Około godz. 12:30 uczestnicy uroczystości dotarli na Plac Wolności. Na miejscu zjawili się przedstawiciele samorządu (w osobach m.in. burmistrza Franciszka Fejdycha i starosty Radosława Roszkowskiego), organizacji mundurowych, kombatanckich i szkolnych. W oczy rzucała się pokaźna liczba osób młodych. Po wprowadzeniu Ryszarda Grajka pierwsze publiczne wystąpienie w charakterze burmistrza-elekta miał zwycięzca niedawnych wyborów samorządowych Grzegorz Zawiślak. Podkreślał, że 11 listopada to dzień, który łączy wszystkich Polaków i jest symbolem tego, że „Polska wyzwoliła się spod zaborów krwią i rozumem”.

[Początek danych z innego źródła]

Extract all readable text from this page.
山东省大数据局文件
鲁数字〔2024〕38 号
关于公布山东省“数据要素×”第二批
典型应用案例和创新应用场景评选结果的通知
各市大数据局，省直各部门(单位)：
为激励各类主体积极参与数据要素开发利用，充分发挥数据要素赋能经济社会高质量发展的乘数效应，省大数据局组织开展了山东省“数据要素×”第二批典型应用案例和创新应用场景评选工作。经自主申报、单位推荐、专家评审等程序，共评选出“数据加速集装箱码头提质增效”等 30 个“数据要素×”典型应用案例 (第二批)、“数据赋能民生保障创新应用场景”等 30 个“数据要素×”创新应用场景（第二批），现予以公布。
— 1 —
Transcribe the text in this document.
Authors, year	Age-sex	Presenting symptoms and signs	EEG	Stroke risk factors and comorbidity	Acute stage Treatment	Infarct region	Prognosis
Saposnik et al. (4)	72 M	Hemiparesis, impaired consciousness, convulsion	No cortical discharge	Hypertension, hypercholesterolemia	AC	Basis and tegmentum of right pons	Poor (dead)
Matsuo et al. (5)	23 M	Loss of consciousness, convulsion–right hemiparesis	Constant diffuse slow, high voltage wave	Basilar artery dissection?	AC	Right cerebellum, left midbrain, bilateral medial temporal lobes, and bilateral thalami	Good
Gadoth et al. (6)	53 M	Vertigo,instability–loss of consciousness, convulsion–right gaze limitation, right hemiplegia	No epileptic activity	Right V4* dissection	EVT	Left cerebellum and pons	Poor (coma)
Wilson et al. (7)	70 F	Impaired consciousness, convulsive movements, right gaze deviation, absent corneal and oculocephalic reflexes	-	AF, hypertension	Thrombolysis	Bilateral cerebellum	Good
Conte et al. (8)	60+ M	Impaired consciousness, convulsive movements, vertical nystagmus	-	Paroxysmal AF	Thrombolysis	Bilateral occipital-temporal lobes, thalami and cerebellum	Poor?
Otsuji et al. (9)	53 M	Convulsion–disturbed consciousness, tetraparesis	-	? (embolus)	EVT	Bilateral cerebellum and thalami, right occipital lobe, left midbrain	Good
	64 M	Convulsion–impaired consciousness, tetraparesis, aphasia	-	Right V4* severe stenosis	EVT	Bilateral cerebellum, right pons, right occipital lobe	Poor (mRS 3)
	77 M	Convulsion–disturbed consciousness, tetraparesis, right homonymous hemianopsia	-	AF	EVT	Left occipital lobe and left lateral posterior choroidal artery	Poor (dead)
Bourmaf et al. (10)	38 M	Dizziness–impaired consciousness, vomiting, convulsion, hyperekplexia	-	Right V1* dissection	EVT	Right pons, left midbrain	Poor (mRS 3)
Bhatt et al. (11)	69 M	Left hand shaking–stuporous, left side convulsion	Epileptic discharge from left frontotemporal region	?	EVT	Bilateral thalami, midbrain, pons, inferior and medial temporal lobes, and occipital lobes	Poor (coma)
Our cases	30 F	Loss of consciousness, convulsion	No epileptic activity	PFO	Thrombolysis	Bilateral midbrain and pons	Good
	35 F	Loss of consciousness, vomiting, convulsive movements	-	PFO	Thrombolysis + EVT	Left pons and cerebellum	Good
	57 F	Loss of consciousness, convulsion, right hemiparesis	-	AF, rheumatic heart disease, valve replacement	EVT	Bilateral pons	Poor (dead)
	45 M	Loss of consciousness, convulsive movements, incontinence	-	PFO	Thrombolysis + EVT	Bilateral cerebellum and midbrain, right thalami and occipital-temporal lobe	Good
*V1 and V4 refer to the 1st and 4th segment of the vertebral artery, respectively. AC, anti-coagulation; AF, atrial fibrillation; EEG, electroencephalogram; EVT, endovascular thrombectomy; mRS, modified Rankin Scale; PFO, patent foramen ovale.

– Połączyliśmy wszystkie nasze dobre cechy – waleczność, honor i dążenie do tego, że chcemy być razem. Pamiętam, że jako Grześ wyrastałem na naukach mojego dziadka, który opowiadał mi o historii, tej, której nie mogłem uczyć się w szkole. Dziś, jako Grzegorz, pamiętam o tym, że mądrość Polaków to ta mądrość, która wywodzi się z pamięci o tym, skąd się wywodzimy i kim jesteśmy. – mówił nowy burmistrz. I przypomniał słowa Romana Dmowskiego: „Jestem Polakiem i mam obowiązki Polskie.”, odnosząc je do lokalnego „podwórka”. – Powiem więcej: jestem prudniczaninem i mam obowiązki prudnickie. Cieszę się, że tu jesteście, że jest tak dużo młodzieży, cieszę się, że ten dzień nas łączy. Chcę, żebyśmy w tym naszym Prudniku, naszej małej ojczyźnie, tak właśnie przeżywali kolejne lata. Razem, niepodzieleni, mimo tego, że gdzieś tam odgórnie chce się nas skłócić. To jest nasz dom i nasza ojczyzna i jakie świadectwo damy, tak będziemy postrzegani. Pamiętajcie, Prudnik jest nasz, Polska jest nasza i wszyscy jesteśmy jednością – zakończył Grzegorz Zawiślak.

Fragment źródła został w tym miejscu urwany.